Monday, July 19, 2010

Flying the Tricolor - A Centenary to Celebrate

All eyes were focused three kilometers down the north slope of the Porte de Balès, the fight for yellow was in full flight, attacks, counter-attacks, but over the summit and down the southern slope by a couple of minutes flew a diminutive Frenchman clad in the vibrant Tricolor, the colors of the champion nationals of his home country. Since 2004 we have come to love him for his affable smile and genuine verve for the sport, Thomas Voeckler was racing pell-mell for the lovely and historic spa-town of Luchon. Voeckler, of the French team Bbox Bouygues Telecom, scored not only a victory into Bagneres-de-Luchon for himself, but more importantly the 5th of this Tour for France, in Le Tour de France. In dropping the hammer and escaping his breakaway companions on the upper 10% reaches of the Porte de Balès, he help insure this was a day of double celebration. The victory marked the most successful Tour de France in a quarter century and Happy Centenary for Le Tour de Pyrenese.

For winner only mentality Americans there will be the inevitable question: So what's the big deal? Isn't this a race for the yellow jersey? And no Frenchman even cracks the top 10; in fact, John Gadret riding for AG2R La Mondiale trails in 15th at 14m 24s off the lead - that's about as close as the French will get to winning
their race this year.

The big deal is, this is their race.

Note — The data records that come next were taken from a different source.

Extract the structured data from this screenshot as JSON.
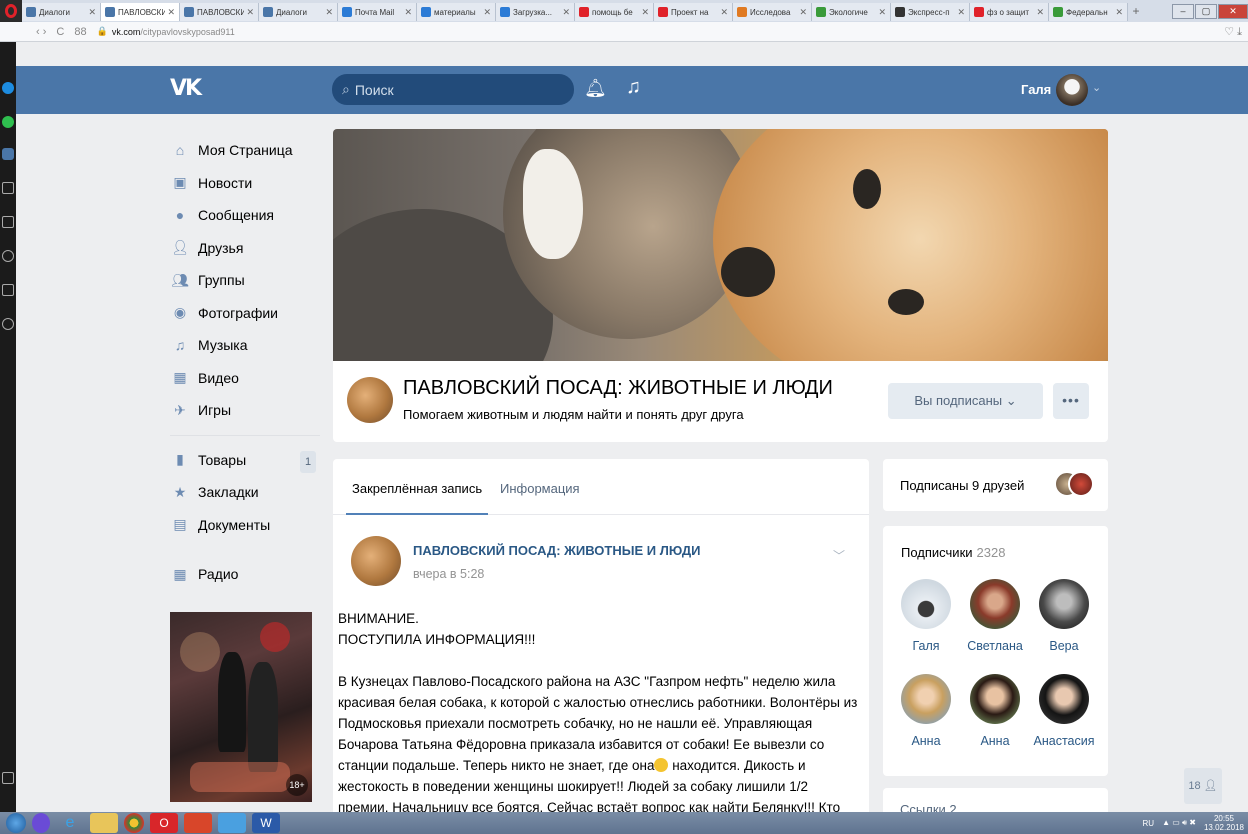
{
  "browser": {
    "tabs": [
      {
        "label": "Диалоги",
        "color": "#4a76a8"
      },
      {
        "label": "ПАВЛОВСКИ",
        "color": "#4a76a8",
        "active": true
      },
      {
        "label": "ПАВЛОВСКИ",
        "color": "#4a76a8"
      },
      {
        "label": "Диалоги",
        "color": "#4a76a8"
      },
      {
        "label": "Почта Mail",
        "color": "#2b7bd6"
      },
      {
        "label": "материалы",
        "color": "#2b7bd6"
      },
      {
        "label": "Загрузка...",
        "color": "#2b7bd6"
      },
      {
        "label": "помощь бе",
        "color": "#e0222a"
      },
      {
        "label": "Проект на",
        "color": "#e0222a"
      },
      {
        "label": "Исследова",
        "color": "#e07a22"
      },
      {
        "label": "Экологиче",
        "color": "#3a9b3a"
      },
      {
        "label": "Экспресс-п",
        "color": "#333333"
      },
      {
        "label": "фз о защит",
        "color": "#e0222a"
      },
      {
        "label": "Федеральн",
        "color": "#3a9b3a"
      }
    ],
    "url_domain": "vk.com",
    "url_path": "/citypavlovskyposad911"
  },
  "header": {
    "logo": "VK",
    "search_placeholder": "Поиск",
    "user_name": "Галя"
  },
  "nav": {
    "items": [
      {
        "label": "Моя Страница",
        "icon": "home-icon"
      },
      {
        "label": "Новости",
        "icon": "news-icon"
      },
      {
        "label": "Сообщения",
        "icon": "messages-icon"
      },
      {
        "label": "Друзья",
        "icon": "friends-icon"
      },
      {
        "label": "Группы",
        "icon": "groups-icon"
      },
      {
        "label": "Фотографии",
        "icon": "photos-icon"
      },
      {
        "label": "Музыка",
        "icon": "music-icon"
      },
      {
        "label": "Видео",
        "icon": "video-icon"
      },
      {
        "label": "Игры",
        "icon": "games-icon"
      }
    ],
    "secondary": [
      {
        "label": "Товары",
        "icon": "market-icon"
      },
      {
        "label": "Закладки",
        "icon": "bookmarks-icon"
      },
      {
        "label": "Документы",
        "icon": "documents-icon"
      }
    ],
    "market_badge": "1",
    "radio": "Радио",
    "ad_age": "18+"
  },
  "group": {
    "title": "ПАВЛОВСКИЙ ПОСАД: ЖИВОТНЫЕ И ЛЮДИ",
    "subtitle": "Помогаем животным и людям найти и понять друг друга",
    "subscribed_label": "Вы подписаны",
    "more_label": "•••"
  },
  "post": {
    "tab_pinned": "Закреплённая запись",
    "tab_info": "Информация",
    "author": "ПАВЛОВСКИЙ ПОСАД: ЖИВОТНЫЕ И ЛЮДИ",
    "time": "вчера в 5:28",
    "line1": "ВНИМАНИЕ.",
    "line2": "ПОСТУПИЛА ИНФОРМАЦИЯ!!!",
    "para_before_emoji": "В Кузнецах Павлово-Посадского района на АЗС \"Газпром нефть\" неделю жила красивая белая собака, к которой с жалостью отнеслись работники. Волонтёры из Подмосковья приехали посмотреть собачку, но не нашли её. Управляющая Бочарова Татьяна Фёдоровна приказала избавится от собаки! Ее вывезли со станции подальше. Теперь никто не знает, где она",
    "para_after_emoji": " находится. Дикость и жестокость в поведении женщины шокирует!! Людей за собаку лишили 1/2 премии. Начальницу все боятся. Сейчас встаёт вопрос как найти Белянку!!! Кто"
  },
  "right": {
    "friends_label": "Подписаны 9 друзей",
    "subs_title": "Подписчики",
    "subs_count": "2328",
    "subscribers": [
      {
        "name": "Галя"
      },
      {
        "name": "Светлана"
      },
      {
        "name": "Вера"
      },
      {
        "name": "Анна"
      },
      {
        "name": "Анна"
      },
      {
        "name": "Анастасия"
      }
    ],
    "links_label": "Ссылки 2",
    "online_count": "18"
  },
  "taskbar": {
    "lang": "RU",
    "time": "20:55",
    "date": "13.02.2018"
  }
}
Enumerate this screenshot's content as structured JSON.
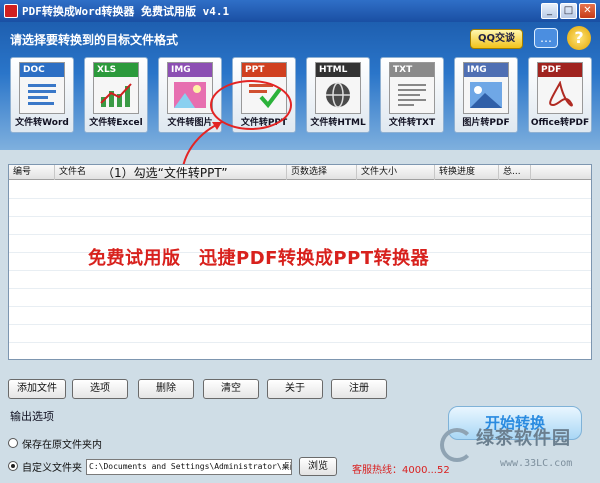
{
  "window": {
    "title": "PDF转换成Word转换器 免费试用版 v4.1"
  },
  "header": {
    "hint": "请选择要转换到的目标文件格式",
    "qq_button": "QQ交谈",
    "help_glyph": "?"
  },
  "tools": [
    {
      "tag": "DOC",
      "label": "文件转Word",
      "tag_color": "#2d6fc4"
    },
    {
      "tag": "XLS",
      "label": "文件转Excel",
      "tag_color": "#2c9a3c"
    },
    {
      "tag": "IMG",
      "label": "文件转图片",
      "tag_color": "#8c4fb3"
    },
    {
      "tag": "PPT",
      "label": "文件转PPT",
      "tag_color": "#d0401f"
    },
    {
      "tag": "HTML",
      "label": "文件转HTML",
      "tag_color": "#333333"
    },
    {
      "tag": "TXT",
      "label": "文件转TXT",
      "tag_color": "#8a8a8a"
    },
    {
      "tag": "IMG",
      "label": "图片转PDF",
      "tag_color": "#4f6fb3"
    },
    {
      "tag": "PDF",
      "label": "Office转PDF",
      "tag_color": "#a0231f"
    }
  ],
  "table": {
    "columns": [
      "编号",
      "文件名",
      "页数选择",
      "文件大小",
      "转换进度",
      "总..."
    ]
  },
  "annotations": {
    "step": "（1）勾选“文件转PPT”",
    "banner": "免费试用版　迅捷PDF转换成PPT转换器"
  },
  "actions": {
    "add_file": "添加文件",
    "options": "选项",
    "delete": "删除",
    "clear": "清空",
    "about": "关于",
    "register": "注册"
  },
  "output": {
    "label": "输出选项",
    "save_original": "保存在原文件夹内",
    "custom_folder": "自定义文件夹",
    "path": "C:\\Documents and Settings\\Administrator\\桌面",
    "browse": "浏览",
    "hotline": "客服热线：4000...52",
    "start": "开始转换"
  },
  "watermark": {
    "name": "绿茶软件园",
    "url": "www.33LC.com"
  }
}
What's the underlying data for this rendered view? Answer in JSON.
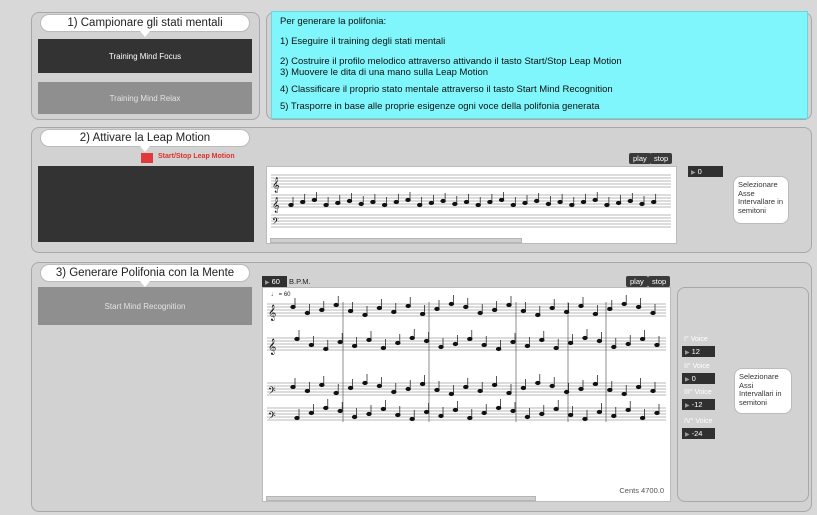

Le Tour IS a French race. Despite the occasional starts on foreign soil it is called the Grand Boucle because it annually swings its way around the whole of France. Those scenes you see the helicopters beaming around the planet in HD - that's France. Those castles and chateaus Paul Sherwin warbles on about - they're French. This great race was born 106 years ago in France and despite its recent globalization it is an expression of French sport, culture, economics, politics and passion. More importantly it must remain French -
Le Tour de France - and to do that it needs the French to love it, like they can only do if they feel a part, yes, that means winning.

The story of the birth of
Le Tour de France is well known to most - a French newspaper's (L'Auto) marketing ploy to increase circulation, insure survival and most importantly perhaps, eliminate the competition (L'Velo), whose publisher had opposing political views. Buried on the backpages of this new event was the patriotic passions of the founder, self-appointed director, and often chief chronicler Henri Desgrange. Desgrange loved France with obsession, consequently his race was and is a representation of all he believe France and the French people should aspire to be.

Over the decades, through, and because of, political strife, wars, economic good times and bad, shifts in sporting attitudes, and the coming of new medias, the race that first circled the rutted roads of the French countryside has been influenced by, and influenced, French life. I won't lead you down the long history of Le Tour, if you are interested read the excellent, LE TOUR, by Geoffrey Wheatcroft, but suffice to say for the Tour to remain Le Tour de France needs a French cycling resurgence. There will never be enough American or British or Australian or Kazakh cycling fans to create a living gauntlet up L'Alpe d'Huez, or engulf the Tourmalet like they will Tuesday and Thursday, or set a table of fromage, vin and baguette roadside in a small village in the middle of Provence and wait three hours for its passing - forget your own nationalistic pride for two seconds and you realize part of what you love about this race is it is French. And it is a more than a bicycle race, it is a human drama in an amphitheater of life, that no other country could have invented and no other country has ever equaled.

A few months before that first climb to the Pyrenean summits, that crazy idea of making cyclists on bicycles that invented the word, ascend over mere muddy goat tracks, to which the race officials were shouted at "assassins!" American President Theodore Roosevelt gave a speech in Paris, a speech entitled "The Man in the Arena". A speech that wasn't of the pen, but of the heart of Henri Desgrange and at the heart of his beloved Le Tour de France. President Roosevelt spoke,

"It is not the critic who counts; not the man who points out how the strong man stumbles, or where the doer of deeds could have done them better. The credit belongs to the man who is actually in the arena, whose face is marred by dust and sweat and blood; who strives valiantly; who errs, who comes short again and again, because there is no effort without error and shortcoming; but who does actually strive to do the deeds; who knows great enthusiasms, the great devotions; who spends himself in a worthy cause; who at the best knows in the end the triumph of high achievement, and who at the worst, if he fails, at least fails while daring greatly, so that his place shall never be with those cold and timid souls who neither know victory nor defeat."

Today I smiled with joy for daring Frenchman Thomas Voeckler and
was proud to love my very French Tour de France.